Mutagen-nucleic acid complexes at the polynucleotide duplex level in solution: intercalation of proflavine into poly(dA-dT) and the melting transition of the complex.

Abstract

AbstractThe nmr chemical shifts and line widths of the nucleic acid base and sugar proton resonances and the proflavine ring protons can be monitored through the melting transition of the proflavine + poly(dA‐dT) complex, phosphate/dye (P/D) ratio = 24 and 8 in 1M salt solution. The nucleic acid and mutagen protons in the complex are in fast exchange between duplex and strand states with the midpoint of the melting transition monitored at the nucleic acid resonances increasing from 72.6°C for poly(dA‐dT) to 78.1°C for the P/D = 24 complex and 83.4°C for the P/D = 8 complex in 1M salt solution.
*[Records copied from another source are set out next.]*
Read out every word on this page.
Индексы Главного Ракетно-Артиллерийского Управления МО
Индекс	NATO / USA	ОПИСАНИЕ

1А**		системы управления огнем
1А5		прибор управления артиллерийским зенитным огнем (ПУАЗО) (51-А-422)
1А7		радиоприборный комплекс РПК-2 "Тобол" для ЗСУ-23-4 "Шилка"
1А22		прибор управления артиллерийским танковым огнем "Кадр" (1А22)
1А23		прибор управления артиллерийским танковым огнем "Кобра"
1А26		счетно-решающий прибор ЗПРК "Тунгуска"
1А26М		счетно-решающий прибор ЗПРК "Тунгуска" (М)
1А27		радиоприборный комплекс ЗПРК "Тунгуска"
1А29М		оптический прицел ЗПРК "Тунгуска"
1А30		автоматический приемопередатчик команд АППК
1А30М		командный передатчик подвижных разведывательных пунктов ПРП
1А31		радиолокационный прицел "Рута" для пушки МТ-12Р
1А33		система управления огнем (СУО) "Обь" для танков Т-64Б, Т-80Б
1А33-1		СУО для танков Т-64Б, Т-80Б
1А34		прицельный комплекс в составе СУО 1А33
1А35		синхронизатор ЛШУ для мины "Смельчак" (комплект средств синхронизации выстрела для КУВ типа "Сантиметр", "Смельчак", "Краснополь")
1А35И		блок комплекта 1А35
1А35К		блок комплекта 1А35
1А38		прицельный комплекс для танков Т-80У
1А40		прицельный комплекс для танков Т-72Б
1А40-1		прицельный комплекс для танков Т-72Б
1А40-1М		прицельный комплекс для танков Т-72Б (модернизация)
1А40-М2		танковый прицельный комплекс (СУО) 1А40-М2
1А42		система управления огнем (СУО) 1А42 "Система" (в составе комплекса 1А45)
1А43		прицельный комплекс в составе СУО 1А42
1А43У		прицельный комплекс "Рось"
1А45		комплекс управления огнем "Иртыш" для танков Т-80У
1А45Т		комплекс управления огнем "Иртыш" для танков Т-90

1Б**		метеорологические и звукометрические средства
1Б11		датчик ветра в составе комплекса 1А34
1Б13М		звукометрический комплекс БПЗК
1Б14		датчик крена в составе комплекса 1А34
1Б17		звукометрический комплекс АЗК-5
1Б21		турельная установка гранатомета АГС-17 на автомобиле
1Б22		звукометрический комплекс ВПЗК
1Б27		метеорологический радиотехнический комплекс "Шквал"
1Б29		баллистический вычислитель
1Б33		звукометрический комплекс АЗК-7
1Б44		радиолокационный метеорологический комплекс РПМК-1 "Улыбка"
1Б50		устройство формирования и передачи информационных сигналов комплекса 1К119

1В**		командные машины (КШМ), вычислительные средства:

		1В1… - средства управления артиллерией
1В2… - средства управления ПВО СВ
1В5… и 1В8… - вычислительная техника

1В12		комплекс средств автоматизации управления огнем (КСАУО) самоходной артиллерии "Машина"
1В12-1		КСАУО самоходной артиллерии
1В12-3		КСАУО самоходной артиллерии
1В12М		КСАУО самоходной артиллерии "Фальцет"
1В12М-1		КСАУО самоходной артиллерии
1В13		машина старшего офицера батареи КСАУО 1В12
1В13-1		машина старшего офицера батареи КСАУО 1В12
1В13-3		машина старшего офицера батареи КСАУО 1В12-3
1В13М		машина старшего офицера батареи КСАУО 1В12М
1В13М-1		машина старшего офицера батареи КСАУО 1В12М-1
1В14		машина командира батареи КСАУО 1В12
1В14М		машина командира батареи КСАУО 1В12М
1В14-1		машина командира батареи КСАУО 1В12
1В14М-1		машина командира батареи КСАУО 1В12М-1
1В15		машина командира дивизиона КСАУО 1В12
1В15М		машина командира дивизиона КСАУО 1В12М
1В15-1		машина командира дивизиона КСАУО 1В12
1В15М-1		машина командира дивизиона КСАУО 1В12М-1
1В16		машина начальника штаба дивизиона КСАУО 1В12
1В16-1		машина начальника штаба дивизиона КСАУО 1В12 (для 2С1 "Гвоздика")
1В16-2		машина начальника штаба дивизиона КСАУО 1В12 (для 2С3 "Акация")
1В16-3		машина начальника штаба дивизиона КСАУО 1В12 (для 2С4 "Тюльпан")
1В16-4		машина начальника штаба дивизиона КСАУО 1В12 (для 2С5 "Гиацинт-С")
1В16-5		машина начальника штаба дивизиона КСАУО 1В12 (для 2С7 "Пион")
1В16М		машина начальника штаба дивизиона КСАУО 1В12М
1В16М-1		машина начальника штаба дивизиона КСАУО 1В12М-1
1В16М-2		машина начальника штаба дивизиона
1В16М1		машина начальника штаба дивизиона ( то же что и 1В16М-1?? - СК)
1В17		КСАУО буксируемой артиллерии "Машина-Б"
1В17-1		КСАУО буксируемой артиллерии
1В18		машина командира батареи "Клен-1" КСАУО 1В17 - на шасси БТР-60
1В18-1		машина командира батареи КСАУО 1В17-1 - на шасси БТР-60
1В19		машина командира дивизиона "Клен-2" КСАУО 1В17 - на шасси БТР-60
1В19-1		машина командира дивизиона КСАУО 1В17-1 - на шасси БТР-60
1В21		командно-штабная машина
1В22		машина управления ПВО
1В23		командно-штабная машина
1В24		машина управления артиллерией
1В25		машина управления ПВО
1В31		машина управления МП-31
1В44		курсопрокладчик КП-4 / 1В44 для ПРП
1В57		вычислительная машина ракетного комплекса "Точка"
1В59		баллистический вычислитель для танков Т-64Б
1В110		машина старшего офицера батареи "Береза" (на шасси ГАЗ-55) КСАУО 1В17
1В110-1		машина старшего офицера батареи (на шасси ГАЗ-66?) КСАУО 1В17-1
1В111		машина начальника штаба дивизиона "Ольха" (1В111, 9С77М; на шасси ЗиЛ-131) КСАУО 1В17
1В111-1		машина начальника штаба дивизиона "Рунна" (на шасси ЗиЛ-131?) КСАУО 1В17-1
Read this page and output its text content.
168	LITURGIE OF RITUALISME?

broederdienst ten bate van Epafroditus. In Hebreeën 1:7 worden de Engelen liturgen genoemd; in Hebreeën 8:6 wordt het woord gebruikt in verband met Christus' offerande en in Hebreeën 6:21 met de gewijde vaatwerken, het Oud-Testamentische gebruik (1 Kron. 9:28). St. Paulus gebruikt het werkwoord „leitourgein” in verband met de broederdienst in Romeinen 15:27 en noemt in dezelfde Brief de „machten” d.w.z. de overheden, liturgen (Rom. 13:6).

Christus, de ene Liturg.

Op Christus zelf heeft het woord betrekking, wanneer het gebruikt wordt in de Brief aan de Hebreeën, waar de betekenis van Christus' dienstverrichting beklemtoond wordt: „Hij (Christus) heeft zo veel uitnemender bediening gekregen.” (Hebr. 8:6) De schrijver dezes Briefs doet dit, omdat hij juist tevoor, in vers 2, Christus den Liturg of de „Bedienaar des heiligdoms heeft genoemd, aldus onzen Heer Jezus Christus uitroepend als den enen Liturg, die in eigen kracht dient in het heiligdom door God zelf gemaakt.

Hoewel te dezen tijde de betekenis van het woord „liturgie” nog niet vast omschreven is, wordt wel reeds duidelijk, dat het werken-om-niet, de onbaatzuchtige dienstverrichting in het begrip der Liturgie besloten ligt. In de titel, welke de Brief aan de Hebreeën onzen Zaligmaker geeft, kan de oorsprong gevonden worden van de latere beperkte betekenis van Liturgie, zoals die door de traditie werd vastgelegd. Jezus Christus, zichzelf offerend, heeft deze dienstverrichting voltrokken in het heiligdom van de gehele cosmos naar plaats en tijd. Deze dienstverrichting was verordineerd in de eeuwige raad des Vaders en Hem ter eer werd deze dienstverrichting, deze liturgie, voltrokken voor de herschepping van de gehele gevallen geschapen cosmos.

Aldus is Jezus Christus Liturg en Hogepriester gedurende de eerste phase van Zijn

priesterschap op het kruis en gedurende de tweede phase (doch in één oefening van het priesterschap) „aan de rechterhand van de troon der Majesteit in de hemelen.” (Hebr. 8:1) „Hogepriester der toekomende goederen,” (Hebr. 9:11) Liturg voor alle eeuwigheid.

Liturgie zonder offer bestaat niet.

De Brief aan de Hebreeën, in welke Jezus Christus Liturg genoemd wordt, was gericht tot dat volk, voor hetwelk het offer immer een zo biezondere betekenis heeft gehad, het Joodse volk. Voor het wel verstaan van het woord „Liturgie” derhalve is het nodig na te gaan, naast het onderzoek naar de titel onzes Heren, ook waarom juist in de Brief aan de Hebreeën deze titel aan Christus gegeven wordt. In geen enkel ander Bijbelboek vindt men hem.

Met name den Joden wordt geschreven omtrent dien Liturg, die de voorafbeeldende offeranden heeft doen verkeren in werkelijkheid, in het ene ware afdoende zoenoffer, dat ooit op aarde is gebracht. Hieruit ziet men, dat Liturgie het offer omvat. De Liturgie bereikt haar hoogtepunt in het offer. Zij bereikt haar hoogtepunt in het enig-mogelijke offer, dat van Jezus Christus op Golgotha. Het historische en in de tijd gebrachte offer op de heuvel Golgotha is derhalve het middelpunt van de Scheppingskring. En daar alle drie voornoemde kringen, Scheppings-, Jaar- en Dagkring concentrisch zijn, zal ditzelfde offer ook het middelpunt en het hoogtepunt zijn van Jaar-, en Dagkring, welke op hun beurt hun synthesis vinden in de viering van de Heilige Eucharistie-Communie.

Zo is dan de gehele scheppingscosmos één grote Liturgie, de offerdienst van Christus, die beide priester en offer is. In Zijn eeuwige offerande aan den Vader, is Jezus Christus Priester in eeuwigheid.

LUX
The melting transition monitored by the proflavine resonances were 80.0°C for the P/D = 24 complex and 84.3°C for the P/D = 8 complex in 1M salt solution. Since the nucleic acid is in excess at high P/D ratios, the nucleic acid transitions are an average for the opening of mutagen‐free and mutagen‐bound base‐pair regions, while the proflavine transitions monitor the melting of mutagen‐bound base‐pair regions. The observed 0.75 to 0.95 ppm unfield shift at all four proflavine protons on formation of the complex with poly(dA‐dT) provides direct evidence for intercalation of the mutagen between base pairs of the nucleic acid duplex. We have deduced the approximate overlap geometry between the proflavine ring and nearest‐neighbor base pairs at the intercalation site from a comparison between experimental proflavine complexation shifts and those calculated for various stacking orientations. The experimental chemical shift of the poly(dA‐dT) adenine H‐2 resonance in the duplex state in the absence and presence of proflavine suggests that intercalation occurs preferentially at dT‐dA sites. The selective chemical shift changes at the sugar H‐2′,2″ and H‐3′ resonances of the poly(dA‐dT) duplex on complex formation demonstrates changes in the sugar pucker and/or torsion angles of the sugar phosphate backbone at the intercalation site.